Shiite Popular Mobilization Forces have managed to liberate 46 villages west and south-west of Mosul as part of an operation to dislodge Daesh from the northern city, an official told dpa on Wednesday.
The forces liberated an area up to 590 square kilometres, destroyed 20 car bombs and killed dozens of Daesh militants while others ran away, Ahmmed Al-Asady, a parliamentarian and the official spokesman of the Shiite paramilitary group, added.
In another development, joint Iraqi army and police forces and other allied groups started an operation in the southern axis near Hammam al-Alil, 20 kilometres south of Mosul.
"After we liberate of Hammam al-Alil and the towns and villages linked to it, the forces will storm the districts south of Mosul then enter the city from the right bank to the west of the Tigris river,” Colonel Ahmmed al-Jabouri said.
On October 17, government forces, Kurdish troops and Sunni and Shiite fighters, backed by US-led airpower, started a long-awaited campaign to liberate Mosul, Iraq's second-largest city.

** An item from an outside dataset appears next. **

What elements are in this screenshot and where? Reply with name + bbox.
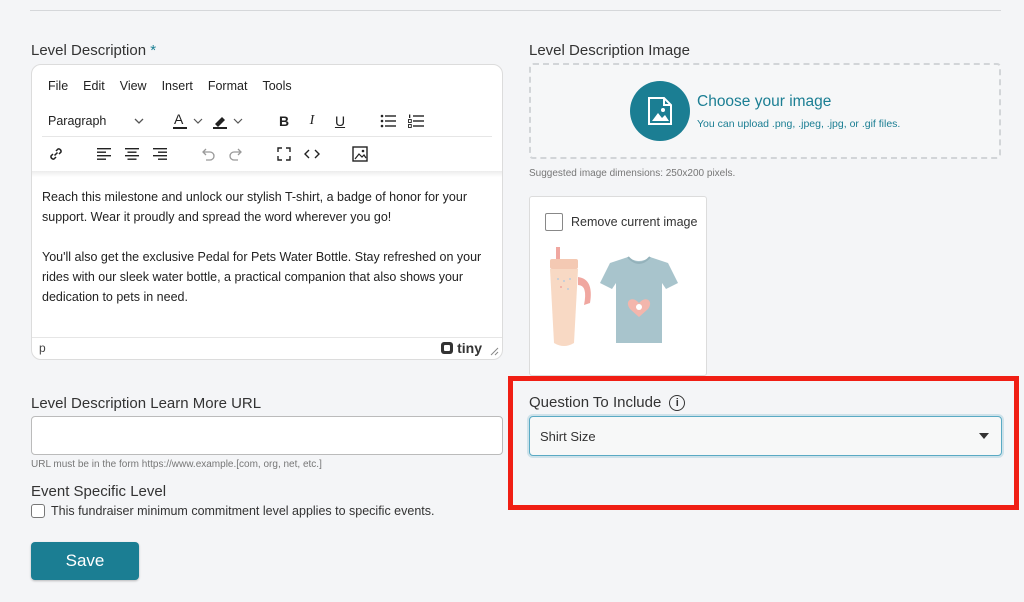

Mosul, which is located in Nineveh province, is the largest city controlled by the Sunni extremist group, with a population of more than 2 million before the conflict.
The battle is expected to be decisive in Iraq's fight against Daesh, which Prime Minister Haider al-Abadi has vowed will be driven out of the country this year.
Daesh overran Mosul in mid-2014 at the beginning of a lightning offensive that saw it seize swathes of Sunni Arab northern and western Iraq as Iraqi army and police units collapsed in the face of its onslaught.